Вечер. Ухоженная квартирка Пироженки так и сияет – то ли от теплого красновато-желтого света люстры, то ли от почти идеальной чистоты.
Алеша расслабленно покачивается в кресле-качалке.
Пироженка в шелковом пурпурном халатике, под которым угадывается роскошное тело, подбегает к нему, шлепая полными белыми босыми ногами. Обнимает, смеется, тычется губами в его щеку и висок.
– Хорошо тебе со мной, Алешенька?
– Спрашиваешь! – в его расслабленном голосе легкая ирония, как будто он посмеивается и над подругой, и над собой.
– А ведь ты изменяешь своей драгоценной Катьке.
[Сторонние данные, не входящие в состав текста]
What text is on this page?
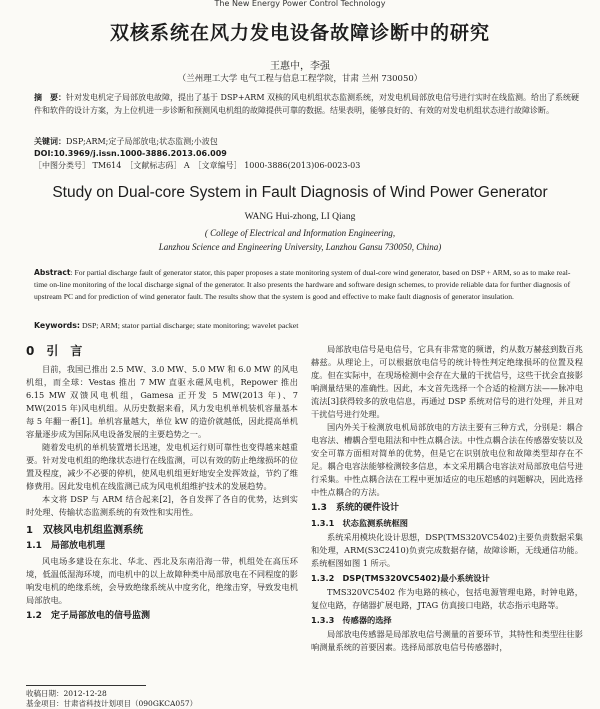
The New Energy Power Control Technology
双核系统在风力发电设备故障诊断中的研究
王惠中，李强
（兰州理工大学 电气工程与信息工程学院，甘肃 兰州 730050）
摘　要：针对发电机定子局部放电故障，提出了基于 DSP+ARM 双核的风电机组状态监测系统，对发电机局部放电信号进行实时在线监测。给出了系统硬件和软件的设计方案，为上位机进一步诊断和预测风电机组的故障提供可靠的数据。结果表明，能够良好的、有效的对发电机组状态进行故障诊断。
关键词：DSP;ARM;定子局部放电;状态监测;小波包
DOI:10.3969/j.issn.1000-3886.2013.06.009
［中图分类号］ TM614　［文献标志码］ A　［文章编号］ 1000-3886(2013)06-0023-03
Study on Dual-core System in Fault Diagnosis of Wind Power Generator
WANG Hui-zhong, LI Qiang
( College of Electrical and Information Engineering,
Lanzhou Science and Engineering University, Lanzhou Gansu 730050, China)
Abstract: For partial discharge fault of generator stator, this paper proposes a state monitoring system of dual-core wind generator, based on DSP + ARM, so as to make real-time on-line monitoring of the local discharge signal of the generator. It also presents the hardware and software design schemes, to provide reliable data for further diagnosis of upstream PC and for prediction of wind generator fault. The results show that the system is good and effective to make fault diagnosis of generator insulation.
Keywords: DSP; ARM; stator partial discharge; state monitoring; wavelet packet
0　引　言

目前，我国已推出 2.5 MW、3.0 MW、5.0 MW 和 6.0 MW 的风电机组，而全球：Vestas 推出 7 MW 直驱永磁风电机，Repower 推出 6.15 MW 双馈风电机组，Gamesa 正开发 5 MW(2013 年)、7 MW(2015 年)风电机组。从历史数据来看，风力发电机单机装机容量基本每 5 年翻一番[1]。单机容量越大，单位 kW 的造价就越低，因此提高单机容量逐步成为国际风电设备发展的主要趋势之一。

随着发电机的单机装置增长迅速，发电机运行则可靠性也变得越来越重要。针对发电机组的绝缘状态进行在线监测，可以有效的防止绝缘损坏的位置及程度，减少不必要的停机，使风电机组更好地安全发挥效益，节约了维修费用。因此发电机在线监测已成为风电机组维护技术的发展趋势。

本文将 DSP 与 ARM 结合起来[2]，各自发挥了各自的优势，达到实时处理、传输状态监测系统的有效性和实用性。

1　双核风电机组监测系统
1.1　局部放电机理

风电场多建设在东北、华北、西北及东南沿海一带，机组处在高压环境，低温低湿海环境，而电机中的以上故障种类中局部放电在不同程度的影响发电机的绝缘系统，会导致绝缘系统从中度劣化，绝缘击穿，导致发电机局部放电。

1.2　定子局部放电的信号监测

局部放电信号是电信号，它具有非常宽的频谱，约从数万赫兹到数百兆赫兹。从理论上，可以根据放电信号的统计特性判定绝缘损坏的位置及程度。但在实际中，在现场检测中会存在大量的干扰信号，这些干扰会直接影响测量结果的准确性。因此，本文首先选择一个合适的检测方法——脉冲电流法[3]获得较多的放电信息，再通过 DSP 系统对信号的进行处理，并且对干扰信号进行处理。

国内外关于检测放电机局部放电的方法主要有三种方式，分别是：耦合电容法、槽耦合型电阻法和中性点耦合法。中性点耦合法在传感器安装以及安全可靠方面相对简单的优势，但是它在识别放电位和故障类型却存在不足。耦合电容法能够检测较多信息，本文采用耦合电容法对局部放电信号进行采集。中性点耦合法在工程中更加适应的电压超感的问题解决，因此选择中性点耦合的方法。

1.3　系统的硬件设计
1.3.1　状态监测系统框图

系统采用模块化设计思想，DSP(TMS320VC5402)主要负责数据采集和处理，ARM(S3C2410)负责完成数据存储，故障诊断，无线通信功能。系统框图如图 1 所示。

1.3.2　DSP(TMS320VC5402)最小系统设计

TMS320VC5402 作为电路的核心，包括电源管理电路，时钟电路，复位电路，存储器扩展电路，JTAG 仿真接口电路，状态指示电路等。

1.3.3　传感器的选择

局部放电传感器是局部放电信号测量的首要环节，其特性和类型往往影响测量系统的首要因素。选择局部放电信号传感器时，

收稿日期：2012-12-28
基金项目：甘肃省科技计划项目（090GKCA057）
Только что со мной – взял и изменил.
– У меня с ней платонические отношения.
– Ой, не смеши мои тапочки! Ты же спишь с Катькой, Алешенька!
– Ошибочка ваша. Не сплю.
– Врешь, Алешенька! Ох, как же ты врешь!
– Увы, переубедить тебя не могу. А доказательств у меня нет.
– Ты любишь ее? Только отвечай честно, не увиливая… Любишь?
– Я устал повторять, Пироженка. Люблю… Что делать?.. Только не надо меня душить!.. Пусти!
Он с трудом отдирает ее руки от своего горла и рывком встает с кресла, которое еще продолжает качаться.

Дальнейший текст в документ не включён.